For instance, if you look at the Web site's screen shots, there is a picture showing a table inside a hut that is interesting to look at. The bottles on the table have weight, the candlelight flickers. When a player moves a character into this world, they can only do things that they could in the real world. If their hands are full, the character could not pick up something else. If the character is a slight, stealthy thief type, he or she may not be able to pick up something that is too heavy.

What is more important to the success of a game, the story or the technology?

For mass success, it really is the technology. A good story will not bring a lot of people to the table, though the story is necessary for the fun factor that keeps them playing. But more people are going to be excited about the game if they see or hear about things that are new and hot and really beautiful, something we put a premium on with our fantasy games.

What do you look for on a person's resume?
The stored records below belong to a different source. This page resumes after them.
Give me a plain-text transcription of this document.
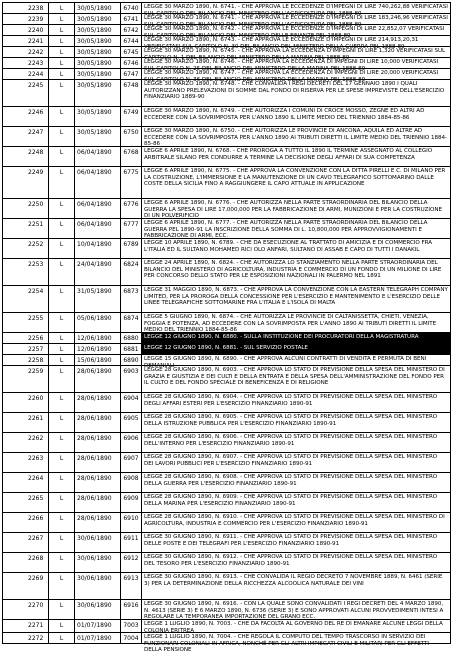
2238	L	30/05/1890	6740 LEGGE 30 MARZO 1890, N. 6741. - CHE APPROVA LE ECCEDENZE D'IMPEGNI DI LIRE 740,262,88 VERIFICATASI SUL CAPITOLO DEL BILANCIO DEL MINISTERO DELL'AGRICOLTURA PEL 1888-89
2239	L	30/05/1890	6741 LEGGE 30 MARZO 1890, N. 6741. - CHE APPROVA LE ECCEDENZE D'IMPEGNI DI LIRE 183,246,96 VERIFICATASI SUL CAPITOLO DEL BILANCIO DEL MINISTERO DELL'AGRICOLTURA PEL 1888-89
2240	L	30/05/1890	6742 LEGGE 30 MARZO 1890, N. 6742. - CHE APPROVA LE ECCEDENZE D'IMPEGNI DI LIRE 22,852,07 VERIFICATASI SUL CAPITOLO DEL BILANCIO DEL MINISTERO DELLE FINANZE PEL 1888-89
2241	L	30/05/1890	6744 LEGGE 30 MARZO 1890, N. 6743. - CHE APPROVA LE ECCEDENZE D'IMPEGNI DI LIRE 214,913,20,31 VERIFICATASI SUL CAPITOLO N. 30 DEL BILANCIO DEL MINISTERO DELLA GUERRA PEL 1888-89
2242	L	30/05/1890	6745 LEGGE 30 MARZO 1890, N. 6745. - CHE APPROVA LA ECCEDENZA D'IMPEGNI DI LIRE 1,320 VERIFICATASI SUL CAPITOLO N. 1 DEL BILANCIO DEL MINISTERO DELLA MARINA PEL 1888-89
2243	L	30/05/1890	6746 LEGGE 30 MARZO 1890, N. 6746. - CHE APPROVA LA ECCEDENZA DI IMPEGNI DI LIRE 10,000 VERIFICATASI SUL CAPITOLO N. 25 DEL BILANCIO DEL MINISTERO DELLA MARINA PEL 1888-89
2244	L	30/05/1890	6747 LEGGE 30 MARZO 1890, N. 6747. - CHE APPROVA LA ECCEDENZA DI IMPEGNI DI LIRE 20,000 VERIFICATASI SUL CAPITOLO N. 36 DEL BILANCIO DEL MINISTERO DELLA MARINA PEL 1888-89
2245	L	30/05/1890	6748 LEGGE 30 MARZO 1890, N. 6748. - CHE CONVALIDA I REGI DECRETI DEL 17 GENNAIO 1890 I QUALI AUTORIZZANO PRELEVAZIONI DI SOMME DAL FONDO DI RISERVA PER LE SPESE IMPREVISTE DELL'ESERCIZIO FINANZIARIO 1889-90
2246	L	30/05/1890	6749 LEGGE 30 MARZO 1890, N. 6749. - CHE AUTORIZZA I COMUNI DI CROCE MOSSO, ZEGNE ED ALTRI AD ECCEDERE CON LA SOVRIMPOSTA PER L'ANNO 1890 IL LIMITE MEDIO DEL TRIENNIO 1884-85-86
2247	L	30/05/1890	6750 LEGGE 30 MARZO 1890, N. 6750. - CHE AUTORIZZA LE PROVINCIE DI ANCONA, AQUILA ED ALTRE AD ECCEDERE CON LA SOVRIMPOSTA PER L'ANNO 1890 AI TRIBUTI DIRETTI IL LIMITE MEDIO DEL TRIENNIO 1884-85-86
2248	L	06/04/1890	6768 LEGGE 6 APRILE 1890, N. 6768. - CHE PROROGA A TUTTO IL 1890 IL TERMINE ASSEGNATO AL COLLEGIO ARBITRALE SILANO PER CONDURRE A TERMINE LA DECISIONE DEGLI AFFARI DI SUA COMPETENZA
2249	L	06/04/1890	6775 LEGGE 6 APRILE 1890, N. 6775. - CHE APPROVA LA CONVENZIONE CON LA DITTA PIRELLI E C. DI MILANO PER LA COSTRUZIONE, L'IMMERSIONE E LA MANUTENZIONE DI UN CAVO TELEGRAFICO SOTTOMARINO DALLE COSTE DELLA SICILIA FINO A RAGGIUNGERE IL CAPO ATTUALE IN APPLICAZIONE
2250	L	06/04/1890	6776 LEGGE 6 APRILE 1890, N. 6776. - CHE AUTORIZZA NELLA PARTE STRAORDINARIA DEL BILANCIO DELLA GUERRA LA SPESA DI LIRE 17,000,000 PER LA FABBRICAZIONE DI ARMI, MUNIZIONI E PER LA COSTRUZIONE DI UN POLVERIFICIO
2251	L	06/04/1890	6777 LEGGE 6 APRILE 1890, N. 6777. - CHE AUTORIZZA NELLA PARTE STRAORDINARIA DEL BILANCIO DELLA GUERRA PEL 1890-91 LA INSCRIZIONE DELLA SOMMA DI L. 10,800,000 PER APPROVVIGIONAMENTI E FABBRICAZIONE DI ARMI, ECC.
2252	L	10/04/1890	6789 LEGGE 10 APRILE 1890, N. 6789. - CHE DA ESECUZIONE AL TRATTATO DI AMICIZIA E DI COMMERCIO FRA L'ITALIA ED IL SULTANO MOHAMED RICI OLO ANFARI, SULTANO DI ASSAB E CAPO DI TUTTI I DANAKIL
2253	L	24/04/1890	6824 LEGGE 24 APRILE 1890, N. 6824. - CHE AUTORIZZA LO STANZIAMENTO NELLA PARTE STRAORDINARIA DEL BILANCIO DEL MINISTERO DI AGRICOLTURA, INDUSTRIA E COMMERCIO DI UN FONDO DI UN MILIONE DI LIRE PER CONCORSO DELLO STATO PER LE ESPOSIZIONI NAZIONALI IN PALERMO NEL 1891
2254	L	31/05/1890	6873 LEGGE 31 MAGGIO 1890, N. 6873. - CHE APPROVA LA CONVENZIONE CON LA EASTERN TELEGRAPH COMPANY LIMITED, PER LA PROROGA DELLA CONCESSIONE PER L'ESERCIZIO E MANTENIMENTO E L'ESERCIZIO DELLE LINEE TELEGRAFICHE SOTTOMARINE FRA L'ITALIA E L'ISOLA DI MALTA
2255	L	05/06/1890	6874 LEGGE 5 GIUGNO 1890, N. 6874. - CHE AUTORIZZA LE PROVINCIE DI CALTANISSETTA, CHIETI, VENEZIA, FOGGIA E POTENZA, AD ECCEDERE CON LA SOVRIMPOSTA PER L'ANNO 1890 AI TRIBUTI DIRETTI IL LIMITE MEDIO DEL TRIENNIO 1884-85-86
2256	L	12/06/1890	6880 LEGGE 12 GIUGNO 1890, N. 6880. - SULLA INSTITUZIONE DEI PROCURATORI DELLA MAGISTRATURA
2257	L	12/06/1890	6881 LEGGE 12 GIUGNO 1890, N. 6881. - SUL SERVIZIO POSTALE
2258	L	15/06/1890	6890 LEGGE 15 GIUGNO 1890, N. 6890. - CHE APPROVA ALCUNI CONTRATTI DI VENDITA E PERMUTA DI BENI DEMANIALI
2259	L	28/06/1890	6903 LEGGE 28 GIUGNO 1890, N. 6903. - CHE APPROVA LO STATO DI PREVISIONE DELLA SPESA DEL MINISTERO DI GRAZIA E GIUSTIZIA E DEI CULTI E DELLA ENTRATA E DELLA SPESA DELL'AMMINISTRAZIONE DEL FONDO PER IL CULTO E DEL FONDO SPECIALE DI BENEFICENZA E DI RELIGIONE
2260	L	28/06/1890	6904 LEGGE 28 GIUGNO 1890, N. 6904. - CHE APPROVA LO STATO DI PREVISIONE DELLA SPESA DEL MINISTERO DEGLI AFFARI ESTERI PER L'ESERCIZIO FINANZIARIO 1890-91
2261	L	28/06/1890	6905 LEGGE 28 GIUGNO 1890, N. 6905. - CHE APPROVA LO STATO DI PREVISIONE DELLA SPESA DEL MINISTERO DELLA ISTRUZIONE PUBBLICA PER L'ESERCIZIO FINANZIARIO 1890-91
2262	L	28/06/1890	6906 LEGGE 28 GIUGNO 1890, N. 6906. - CHE APPROVA LO STATO DI PREVISIONE DELLA SPESA DEL MINISTERO DELL'INTERNO PER L'ESERCIZIO FINANZIARIO 1890-91
2263	L	28/06/1890	6907 LEGGE 28 GIUGNO 1890, N. 6907. - CHE APPROVA LO STATO DI PREVISIONE DELLA SPESA DEL MINISTERO DEI LAVORI PUBBLICI PER L'ESERCIZIO FINANZIARIO 1890-91
2264	L	28/06/1890	6908 LEGGE 28 GIUGNO 1890, N. 6908. - CHE APPROVA LO STATO DI PREVISIONE DELLA SPESA DEL MINISTERO DELLA GUERRA PER L'ESERCIZIO FINANZIARIO 1890-91
2265	L	28/06/1890	6909 LEGGE 28 GIUGNO 1890, N. 6909. - CHE APPROVA LO STATO DI PREVISIONE DELLA SPESA DEL MINISTERO DELLA MARINA PER L'ESERCIZIO FINANZIARIO 1890-91
2266	L	28/06/1890	6910 LEGGE 28 GIUGNO 1890, N. 6910. - CHE APPROVA LO STATO DI PREVISIONE DELLA SPESA DEL MINISTERO DI AGRICOLTURA, INDUSTRIA E COMMERCIO PER L'ESERCIZIO FINANZIARIO 1890-91
2267	L	30/06/1890	6911 LEGGE 30 GIUGNO 1890, N. 6911. - CHE APPROVA LO STATO DI PREVISIONE DELLA SPESA DEL MINISTERO DELLE POSTE E DEI TELEGRAFI PER L'ESERCIZIO FINANZIARIO 1890-91
2268	L	30/06/1890	6912 LEGGE 30 GIUGNO 1890, N. 6912. - CHE APPROVA LO STATO DI PREVISIONE DELLA SPESA DEL MINISTERO DEL TESORO PER L'ESERCIZIO FINANZIARIO 1890-91
2269	L	30/06/1890	6913 LEGGE 30 GIUGNO 1890, N. 6913. - CHE CONVALIDA IL REGIO DECRETO 7 NOVEMBRE 1889, N. 6461 (SERIE 3) PER LA DETERMINAZIONE DELLA RICCHEZZA ALCOOLICA NATURALE DEI VINI
2270	L	30/06/1890	6916 LEGGE 30 GIUGNO 1890, N. 6916. - CON LA QUALE SONO CONVALIDATI I REGI DECRETI DEL 4 MARZO 1890, N. 4613 (SERIE 3) E 6 MARZO 1890, N. 6736 (SERIE 3) E SONO APPROVATI ALCUNI PROVVEDIMENTI INTESI A REGOLARE LA TEMPORANEA IMPORTAZIONE DEL GRANO ECC.
2271	L	01/07/1890	7003 LEGGE 1 LUGLIO 1890, N. 7003. - CHE DA FACOLTA AL GOVERNO DEL RE DI EMANARE ALCUNE LEGGI DELLA COLONIA ERITREA
2272	L	01/07/1890	7004 LEGGE 1 LUGLIO 1890, N. 7004. - CHE REGOLA IL COMPUTO DEL TEMPO TRASCORSO IN SERVIZIO DEI FUNZIONARI COLONIALI IN AFRICA, NONCHÉ PER GLI ALTRI IMPIEGATI CIVILI E MILITARI PER GLI EFFETTI DELLA PENSIONE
When looking for programmers, we have had great success with people out of college with degrees in computer science who are game enthusiasts and who have, on their own, tried to create games, increasing their knowledge beyond just the classroom-taught C++.

On the art side, it is much easier; we lean toward hiring people with traditional skills. We see the computer as another tool for the artist, and we recognize that we can teach someone with art talent the software and 3-D modeling packages, but you can't necessarily teach artistic talent to someone who knows the computer.

What gaming system would you recommend parents buy for their children this holiday season?

That depends on their age. If they are under 12, I'd go with the GameCube, which has great games for the young audience. If they are in their teens, the Xbox is the one to get. The games are a lot more sophisticated on the Xbox.